Die Aktien fallen, der Euro steigt. Manch ein Investor am Devisenmarkt dürfte sich am Donnerstag verwundert die Augen gerieben haben. Denn die Korrelation der Börse mit dem Kurs des Euro gegen den Dollar war urplötzlich außer Kraft gesetzt.
Offenbar wird am Markt wieder stärker differenziert, wenn Konjunkturdaten veröffentlicht werden. Noch vor Wochen wären schwache US-Arbeitsmarktzahlen als Zeichen einer weltweiten Rezession gedeutet worden, die die Anleger zur Flucht aus Aktien und in US-Treasuries veranlasst hätte. Daraufhin wären die Aktienindizes gefallen und der Dollar gegen Euro gestiegen.

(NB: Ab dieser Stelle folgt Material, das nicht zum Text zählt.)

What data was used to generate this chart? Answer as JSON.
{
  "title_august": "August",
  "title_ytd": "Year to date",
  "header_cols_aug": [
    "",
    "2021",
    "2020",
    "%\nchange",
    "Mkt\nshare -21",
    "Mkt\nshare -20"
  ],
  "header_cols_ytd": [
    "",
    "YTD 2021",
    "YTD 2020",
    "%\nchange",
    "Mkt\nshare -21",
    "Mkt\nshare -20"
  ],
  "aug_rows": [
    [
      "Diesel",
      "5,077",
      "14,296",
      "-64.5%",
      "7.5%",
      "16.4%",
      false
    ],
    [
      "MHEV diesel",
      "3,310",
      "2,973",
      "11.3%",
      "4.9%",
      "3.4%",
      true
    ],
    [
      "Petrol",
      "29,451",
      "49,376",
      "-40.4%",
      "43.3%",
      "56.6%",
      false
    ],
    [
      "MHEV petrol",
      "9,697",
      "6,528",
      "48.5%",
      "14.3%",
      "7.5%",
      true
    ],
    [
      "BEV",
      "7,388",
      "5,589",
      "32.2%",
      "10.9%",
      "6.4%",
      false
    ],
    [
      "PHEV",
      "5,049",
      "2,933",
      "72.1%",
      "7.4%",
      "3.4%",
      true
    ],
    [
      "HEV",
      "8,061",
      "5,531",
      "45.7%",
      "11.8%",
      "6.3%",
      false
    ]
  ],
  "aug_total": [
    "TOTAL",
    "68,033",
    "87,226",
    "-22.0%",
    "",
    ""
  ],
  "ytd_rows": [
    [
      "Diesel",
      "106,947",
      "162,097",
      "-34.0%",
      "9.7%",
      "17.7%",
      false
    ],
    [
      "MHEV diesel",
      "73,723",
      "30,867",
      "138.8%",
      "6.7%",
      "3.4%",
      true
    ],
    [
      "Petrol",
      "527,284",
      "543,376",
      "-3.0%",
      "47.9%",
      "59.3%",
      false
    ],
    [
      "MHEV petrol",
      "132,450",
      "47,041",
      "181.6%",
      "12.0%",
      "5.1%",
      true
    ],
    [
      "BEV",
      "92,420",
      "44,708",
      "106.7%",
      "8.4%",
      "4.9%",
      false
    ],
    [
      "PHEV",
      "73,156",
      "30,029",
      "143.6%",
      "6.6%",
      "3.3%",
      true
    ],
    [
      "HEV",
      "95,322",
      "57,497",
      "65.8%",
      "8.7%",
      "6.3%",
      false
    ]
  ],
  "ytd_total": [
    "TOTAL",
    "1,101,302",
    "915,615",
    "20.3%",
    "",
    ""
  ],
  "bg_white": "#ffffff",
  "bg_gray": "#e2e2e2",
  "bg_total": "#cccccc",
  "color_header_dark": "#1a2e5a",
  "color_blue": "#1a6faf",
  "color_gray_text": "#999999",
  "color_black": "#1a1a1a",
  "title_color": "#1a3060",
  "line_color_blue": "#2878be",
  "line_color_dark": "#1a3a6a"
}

Nun hat sich das Bild gewandelt. Enttäuschende US-Arbeitsmarktdaten werden als das gesehen, was sie sind: Indikatoren für den schwachen Zustand der US-Konjunktur; die Daten werden spezifisch für den Währungsraum gedeutet.

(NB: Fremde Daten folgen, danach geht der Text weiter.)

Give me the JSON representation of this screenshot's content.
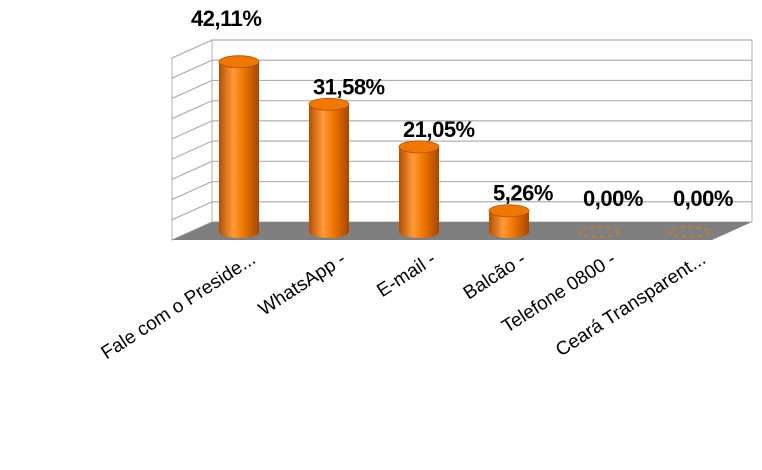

So lässt sich die Erholung des Euro auch als Indiz für eine Rückkehr zur Normalität interpretieren: Es wird wieder genauer hingeschaut. Der Euro-Anstieg hat freilich noch weitere Ursachen. Zum einen war die Dollar-Rally von 1,60 auf 1,23 Dollar pro Euro im Oktober übertrieben. Jetzt wurde sie zunächst auf 1,33 Dollar korrigiert. Der Euro war klar überverkauft, auch mit Blick auf den Chart und die Übertreibung des Marktes normalisiert sich die Lage also.

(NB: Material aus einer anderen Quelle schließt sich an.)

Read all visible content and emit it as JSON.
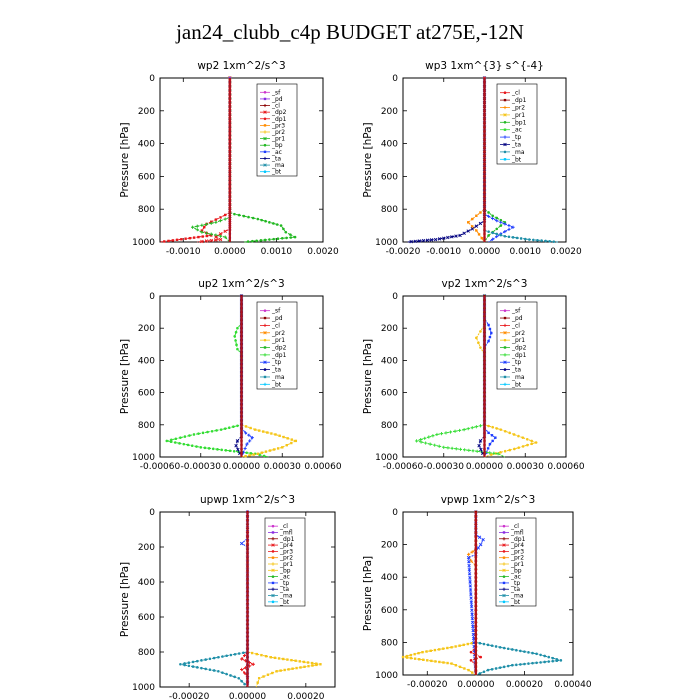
{
  "title": "jan24_clubb_c4p  BUDGET at275E,-12N",
  "colors": {
    "purple": "#8a2be2",
    "darkred": "#8b0000",
    "red": "#e8171b",
    "orange": "#ff8c00",
    "yellow": "#f5c518",
    "green": "#22b822",
    "lime": "#33dd33",
    "blue": "#1e3cff",
    "navy": "#000080",
    "teal": "#1f8fa8",
    "cyan": "#00c8ff",
    "magenta": "#cc33cc"
  },
  "chart_data": [
    {
      "type": "line",
      "title": "wp2   1xm^2/s^3",
      "ylabel": "Pressure [hPa]",
      "xlim": [
        -0.0015,
        0.002
      ],
      "ylim": [
        1000,
        0
      ],
      "xticks": [
        -0.001,
        0,
        0.001,
        0.002
      ],
      "xtick_labels": [
        "-0.0010",
        "0.0000",
        "0.0010",
        "0.0020"
      ],
      "yticks": [
        0,
        200,
        400,
        600,
        800,
        1000
      ],
      "ytick_labels": [
        "0",
        "200",
        "400",
        "600",
        "800",
        "1000"
      ],
      "legend": [
        "_sf",
        "_pd",
        "_cl",
        "_dp2",
        "_dp1",
        "_pr3",
        "_pr2",
        "_pr1",
        "_bp",
        "_ac",
        "_ta",
        "_ma",
        "_bt"
      ],
      "legend_colors": [
        "magenta",
        "purple",
        "darkred",
        "red",
        "red",
        "orange",
        "yellow",
        "green",
        "green",
        "blue",
        "navy",
        "teal",
        "cyan"
      ],
      "series": [
        {
          "name": "_bp",
          "color": "green",
          "x": [
            0,
            0,
            0.0001,
            0.0006,
            0.0011,
            0.0012,
            0.0014,
            0.0003
          ],
          "y": [
            0,
            820,
            830,
            860,
            900,
            940,
            970,
            1000
          ]
        },
        {
          "name": "_dp1",
          "color": "red",
          "x": [
            0,
            0,
            -0.0002,
            -0.0005,
            -0.0006,
            -0.0004,
            -0.0015
          ],
          "y": [
            0,
            820,
            850,
            890,
            930,
            960,
            1000
          ]
        },
        {
          "name": "_pr1",
          "color": "green",
          "x": [
            0,
            0,
            -0.0003,
            -0.0008,
            -0.0006,
            -0.0001,
            0
          ],
          "y": [
            0,
            850,
            880,
            910,
            940,
            970,
            1000
          ]
        },
        {
          "name": "_dp2",
          "color": "red",
          "x": [
            0,
            0,
            -0.0002,
            -0.0003,
            -0.0002,
            -0.0007
          ],
          "y": [
            0,
            920,
            950,
            970,
            985,
            1000
          ]
        },
        {
          "name": "_pd",
          "color": "purple",
          "x": [
            0,
            0,
            0,
            0
          ],
          "y": [
            0,
            500,
            900,
            1000
          ]
        }
      ]
    },
    {
      "type": "line",
      "title": "wp3   1xm^{3} s^{-4}",
      "ylabel": "Pressure [hPa]",
      "xlim": [
        -0.002,
        0.002
      ],
      "ylim": [
        1000,
        0
      ],
      "xticks": [
        -0.002,
        -0.001,
        0,
        0.001,
        0.002
      ],
      "xtick_labels": [
        "-0.0020",
        "-0.0010",
        "0.0000",
        "0.0010",
        "0.0020"
      ],
      "yticks": [
        0,
        200,
        400,
        600,
        800,
        1000
      ],
      "ytick_labels": [
        "0",
        "200",
        "400",
        "600",
        "800",
        "1000"
      ],
      "legend": [
        "_cl",
        "_dp1",
        "_pr2",
        "_pr1",
        "_bp1",
        "_ac",
        "_tp",
        "_ta",
        "_ma",
        "_bt"
      ],
      "legend_colors": [
        "red",
        "darkred",
        "orange",
        "yellow",
        "green",
        "lime",
        "blue",
        "navy",
        "teal",
        "cyan"
      ],
      "series": [
        {
          "name": "_bp1",
          "color": "green",
          "x": [
            0,
            0,
            0.0002,
            0.0005,
            0.0003,
            0.0001,
            0
          ],
          "y": [
            0,
            800,
            840,
            880,
            920,
            960,
            1000
          ]
        },
        {
          "name": "_pr2",
          "color": "orange",
          "x": [
            0,
            0,
            -0.0002,
            -0.0004,
            -0.0002,
            0
          ],
          "y": [
            0,
            800,
            840,
            880,
            930,
            1000
          ]
        },
        {
          "name": "_tp",
          "color": "blue",
          "x": [
            0,
            0,
            0.0003,
            0.0007,
            0.0004,
            0.0001
          ],
          "y": [
            0,
            830,
            870,
            910,
            950,
            1000
          ]
        },
        {
          "name": "_ta",
          "color": "navy",
          "x": [
            0,
            0,
            -0.0003,
            -0.0006,
            -0.0012,
            -0.0019
          ],
          "y": [
            0,
            870,
            920,
            960,
            985,
            1000
          ]
        },
        {
          "name": "_ma",
          "color": "teal",
          "x": [
            0,
            0,
            0.0005,
            0.0011,
            0.0018
          ],
          "y": [
            0,
            930,
            965,
            985,
            1000
          ]
        },
        {
          "name": "_cl",
          "color": "red",
          "x": [
            0,
            0,
            0,
            0
          ],
          "y": [
            0,
            500,
            900,
            1000
          ]
        }
      ]
    },
    {
      "type": "line",
      "title": "up2   1xm^2/s^3",
      "ylabel": "Pressure [hPa]",
      "xlim": [
        -0.0006,
        0.0006
      ],
      "ylim": [
        1000,
        0
      ],
      "xticks": [
        -0.0006,
        -0.0003,
        0,
        0.0003,
        0.0006
      ],
      "xtick_labels": [
        "-0.00060",
        "-0.00030",
        "0.00000",
        "0.00030",
        "0.00060"
      ],
      "yticks": [
        0,
        200,
        400,
        600,
        800,
        1000
      ],
      "ytick_labels": [
        "0",
        "200",
        "400",
        "600",
        "800",
        "1000"
      ],
      "legend": [
        "_sf",
        "_pd",
        "_cl",
        "_pr2",
        "_pr1",
        "_dp2",
        "_dp1",
        "_tp",
        "_ta",
        "_ma",
        "_bt"
      ],
      "legend_colors": [
        "magenta",
        "darkred",
        "red",
        "orange",
        "yellow",
        "green",
        "lime",
        "blue",
        "navy",
        "teal",
        "cyan"
      ],
      "series": [
        {
          "name": "_dp2",
          "color": "lime",
          "x": [
            0,
            0,
            -3e-05,
            -5e-05,
            -3e-05,
            0,
            0,
            -0.00015,
            -0.00035,
            -0.00055,
            -0.0003,
            0.0001,
            0.0002
          ],
          "y": [
            0,
            170,
            200,
            250,
            330,
            360,
            800,
            830,
            860,
            900,
            940,
            980,
            1000
          ]
        },
        {
          "name": "_pr1",
          "color": "yellow",
          "x": [
            0,
            0,
            0.0001,
            0.00025,
            0.0004,
            0.0003,
            0.00012,
            0
          ],
          "y": [
            0,
            800,
            830,
            860,
            900,
            940,
            980,
            1000
          ]
        },
        {
          "name": "_tp",
          "color": "blue",
          "x": [
            0,
            0,
            3e-05,
            8e-05,
            4e-05,
            0
          ],
          "y": [
            0,
            820,
            850,
            880,
            920,
            1000
          ]
        },
        {
          "name": "_ta",
          "color": "navy",
          "x": [
            0,
            0,
            -3e-05,
            -4e-05,
            0
          ],
          "y": [
            0,
            870,
            900,
            930,
            1000
          ]
        },
        {
          "name": "_pd",
          "color": "darkred",
          "x": [
            0,
            0,
            0,
            0
          ],
          "y": [
            0,
            500,
            900,
            1000
          ]
        }
      ]
    },
    {
      "type": "line",
      "title": "vp2   1xm^2/s^3",
      "ylabel": "Pressure [hPa]",
      "xlim": [
        -0.0006,
        0.0006
      ],
      "ylim": [
        1000,
        0
      ],
      "xticks": [
        -0.0006,
        -0.0003,
        0,
        0.0003,
        0.0006
      ],
      "xtick_labels": [
        "-0.00060",
        "-0.00030",
        "0.00000",
        "0.00030",
        "0.00060"
      ],
      "yticks": [
        0,
        200,
        400,
        600,
        800,
        1000
      ],
      "ytick_labels": [
        "0",
        "200",
        "400",
        "600",
        "800",
        "1000"
      ],
      "legend": [
        "_sf",
        "_pd",
        "_cl",
        "_pr2",
        "_pr1",
        "_dp2",
        "_dp1",
        "_tp",
        "_ta",
        "_ma",
        "_bt"
      ],
      "legend_colors": [
        "magenta",
        "darkred",
        "red",
        "orange",
        "yellow",
        "green",
        "lime",
        "blue",
        "navy",
        "teal",
        "cyan"
      ],
      "series": [
        {
          "name": "_pr1",
          "color": "yellow",
          "x": [
            0,
            0,
            -3e-05,
            -6e-05,
            -3e-05,
            0,
            0,
            0.00012,
            0.00025,
            0.00038,
            0.00022,
            5e-05,
            0
          ],
          "y": [
            0,
            180,
            220,
            260,
            320,
            360,
            800,
            830,
            870,
            910,
            950,
            985,
            1000
          ]
        },
        {
          "name": "_tp",
          "color": "blue",
          "x": [
            0,
            0,
            3e-05,
            5e-05,
            3e-05,
            0,
            0,
            3e-05,
            8e-05,
            4e-05,
            0
          ],
          "y": [
            0,
            140,
            180,
            230,
            280,
            320,
            820,
            850,
            880,
            920,
            1000
          ]
        },
        {
          "name": "_dp2",
          "color": "lime",
          "x": [
            0,
            0,
            -0.00015,
            -0.00035,
            -0.0005,
            -0.0003,
            0.0001,
            0.00015
          ],
          "y": [
            0,
            800,
            830,
            860,
            900,
            940,
            980,
            1000
          ]
        },
        {
          "name": "_ta",
          "color": "navy",
          "x": [
            0,
            0,
            -3e-05,
            -4e-05,
            0
          ],
          "y": [
            0,
            870,
            900,
            930,
            1000
          ]
        },
        {
          "name": "_pd",
          "color": "darkred",
          "x": [
            0,
            0,
            0,
            0
          ],
          "y": [
            0,
            500,
            900,
            1000
          ]
        }
      ]
    },
    {
      "type": "line",
      "title": "upwp   1xm^2/s^3",
      "ylabel": "Pressure [hPa]",
      "xlim": [
        -0.0003,
        0.0003
      ],
      "ylim": [
        1000,
        0
      ],
      "xticks": [
        -0.0002,
        0,
        0.0002
      ],
      "xtick_labels": [
        "-0.00020",
        "0.00000",
        "0.00020"
      ],
      "yticks": [
        0,
        200,
        400,
        600,
        800,
        1000
      ],
      "ytick_labels": [
        "0",
        "200",
        "400",
        "600",
        "800",
        "1000"
      ],
      "legend": [
        "_cl",
        "_mfl",
        "_dp1",
        "_pr4",
        "_pr3",
        "_pr2",
        "_pr1",
        "_bp",
        "_ac",
        "_tp",
        "_ta",
        "_ma",
        "_bt"
      ],
      "legend_colors": [
        "magenta",
        "purple",
        "darkred",
        "red",
        "red",
        "orange",
        "yellow",
        "yellow",
        "green",
        "blue",
        "navy",
        "teal",
        "cyan"
      ],
      "series": [
        {
          "name": "_ma",
          "color": "teal",
          "x": [
            0,
            0,
            -0.0001,
            -0.00023,
            -0.0001,
            -3e-05,
            0
          ],
          "y": [
            0,
            800,
            830,
            870,
            910,
            950,
            1000
          ]
        },
        {
          "name": "_pr1",
          "color": "yellow",
          "x": [
            0,
            0,
            8e-05,
            0.00025,
            0.0001,
            4e-05,
            3e-05
          ],
          "y": [
            0,
            800,
            830,
            870,
            910,
            950,
            1000
          ]
        },
        {
          "name": "_pr3",
          "color": "red",
          "x": [
            0,
            0,
            -2e-05,
            2e-05,
            -2e-05,
            0,
            0
          ],
          "y": [
            0,
            800,
            840,
            870,
            900,
            940,
            1000
          ]
        },
        {
          "name": "_tp",
          "color": "blue",
          "x": [
            0,
            0,
            -2e-05,
            0,
            0
          ],
          "y": [
            0,
            150,
            180,
            200,
            1000
          ]
        },
        {
          "name": "_dp1",
          "color": "darkred",
          "x": [
            0,
            0,
            0,
            0
          ],
          "y": [
            0,
            500,
            900,
            1000
          ]
        }
      ]
    },
    {
      "type": "line",
      "title": "vpwp   1xm^2/s^3",
      "ylabel": "Pressure [hPa]",
      "xlim": [
        -0.0003,
        0.0004
      ],
      "ylim": [
        1000,
        0
      ],
      "xticks": [
        -0.0002,
        0,
        0.0002,
        0.0004
      ],
      "xtick_labels": [
        "-0.00020",
        "0.00000",
        "0.00020",
        "0.00040"
      ],
      "yticks": [
        0,
        200,
        400,
        600,
        800,
        1000
      ],
      "ytick_labels": [
        "0",
        "200",
        "400",
        "600",
        "800",
        "1000"
      ],
      "legend": [
        "_cl",
        "_mfl",
        "_dp1",
        "_pr4",
        "_pr3",
        "_pr2",
        "_pr1",
        "_bp",
        "_ac",
        "_tp",
        "_ta",
        "_ma",
        "_bt"
      ],
      "legend_colors": [
        "magenta",
        "purple",
        "darkred",
        "red",
        "red",
        "orange",
        "yellow",
        "yellow",
        "green",
        "blue",
        "navy",
        "teal",
        "cyan"
      ],
      "series": [
        {
          "name": "_ma",
          "color": "teal",
          "x": [
            0,
            0,
            0.0001,
            0.00025,
            0.00035,
            0.00015,
            5e-05,
            0
          ],
          "y": [
            0,
            800,
            830,
            870,
            910,
            940,
            970,
            1000
          ]
        },
        {
          "name": "_pr1",
          "color": "yellow",
          "x": [
            0,
            0,
            -0.0001,
            -0.00022,
            -0.0003,
            -0.0001,
            -3e-05,
            0
          ],
          "y": [
            0,
            800,
            830,
            860,
            890,
            930,
            970,
            1000
          ]
        },
        {
          "name": "_pr2",
          "color": "orange",
          "x": [
            0,
            0,
            -3e-05,
            -2e-05,
            0,
            0
          ],
          "y": [
            0,
            230,
            260,
            300,
            330,
            1000
          ]
        },
        {
          "name": "_tp",
          "color": "blue",
          "x": [
            0,
            0,
            3e-05,
            2e-05,
            0,
            0,
            -3e-05,
            0
          ],
          "y": [
            0,
            140,
            170,
            200,
            240,
            260,
            280,
            1000
          ]
        },
        {
          "name": "_pr3",
          "color": "red",
          "x": [
            0,
            0,
            -2e-05,
            2e-05,
            -2e-05,
            0,
            0
          ],
          "y": [
            0,
            830,
            860,
            890,
            910,
            940,
            1000
          ]
        },
        {
          "name": "_dp1",
          "color": "darkred",
          "x": [
            0,
            0,
            0,
            0
          ],
          "y": [
            0,
            500,
            900,
            1000
          ]
        }
      ]
    }
  ]
}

Von einer echten Gegenbewegung kann mit Blick auf den Kursverlauf noch keine Rede sein, immerhin hat der Dollar gegen den Euro seit Mitte Juli stattliche 20% zugelegt. Doch der Bruch von technischen Marken hat Trendfolger auf den Plan gerufen, die auf den Euro setzen und den Anstieg noch beschleunigen.
Sie könnten noch weiter profitieren. Denn derzeit haben noch deutlich mehr spekulative Investoren auf einen steigenden Dollar gesetzt als auf einen steigenden Euro. Sie stellen nun angesichts des nahenden Jahresultimos und des fallenden Dollar ihre Positionen glatt. Die Jahresendrally ist also auch einem Short Squeeze geschuldet. Ein Anstieg auf 1,35 Dollar oder darüber hinaus ist alles andere als unwahrscheinlich.
Dass der Euro über den Jahreswechsel hinaus haussiert, ist nicht anzunehmen. Dann dürften schwache Konjunktur- und Unternehmenszahlen den Euro wieder belasten, während US-Präsident Obama mit seinem Konjunkturprogramm das Sentiment wieder zugunsten des Dollar dreht.